Writing about cyclists recently reminded me of a bike ride I did a few years ago.

At the squash club I used to play at, a group of them were serious cyclists and every year they did a run to Skegness (about 80 miles). Some of them were serious racers, and one of them was able to do the journey in around 2½ hours.

Anyway, I’d been doing a bit of training with them on my mountain bike and was going along. The night before at the club, they said “you know how to get there, don’t you?” I used to go there every year when I was a kid and knew the route – one of them – so I said “of course”.

Next morning I turned up to the meet and had a small rucksack with me. It had bottles of Lucozade and Mars Bars. They said “you can’t ride all the way with that weight on your back. Throw it in the van and you can get stuff out when we stop at different points”. Fair enough, so off we go.

We averaged 23mph between West Bridgford and Grantham. I thought “I’m not going to keep this up for 80 miles”, and when we got to Grantham Hill (not sure if it is really called that, but it’s a hill and it’s in Grantham), I thought “screw this” and got off to walk up. I said to them “don’t worry, I’ll see you later when you stop”.

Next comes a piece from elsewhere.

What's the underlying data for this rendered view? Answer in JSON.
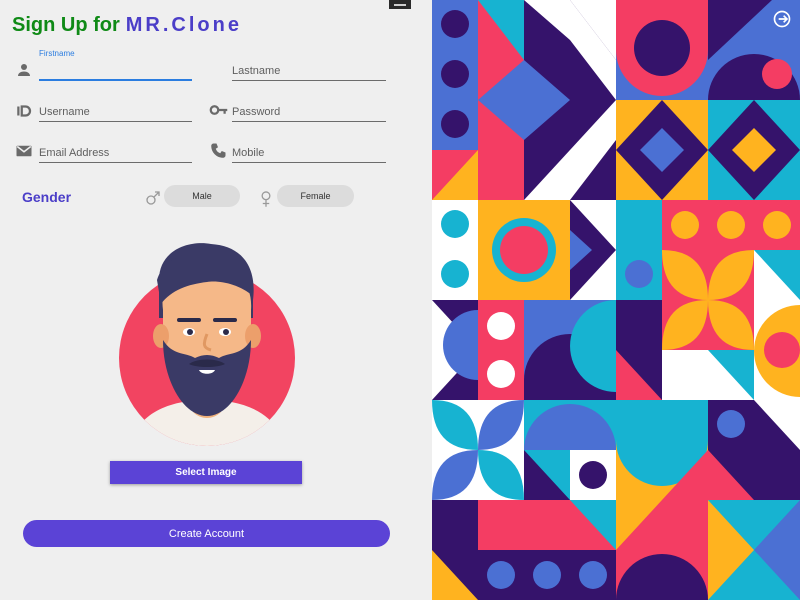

So, I get back on and start riding. I went via the route I used to go by when my family holidays were spent there every summer. I expected to catch up with them, but there wasn’t a peep.

At about 30 miles I checked my phone and there were missed calls. Signal is erratic out that way, but I got in contact with the support van and they had been driving back and forth trying to find me. It turned out that my route and theirs weren’t quite the same – mine was the more obvious A52 via Boston, whereas theirs was the cyclists’ A153 route via Sleaford.

I had no money on me to buy anything with sugar in it, and only my water bottle – which I kept filling up on garage forecourts. It was quite a warm day (but with a breeze), and at one point out around 60 miles I lay down in a field of cabbages and slept for an hour. Every time a farm truck filled with onions went by my stomach started rumbling. I was looking for trees with something to eat on them. I was starving.

I made it in the end. When I got hold of that rucksack I drank four bottles of Lucozade and ate six Mars Bars in one go.

So the moral is: make sure that when you give instructions you avoid ambiguity!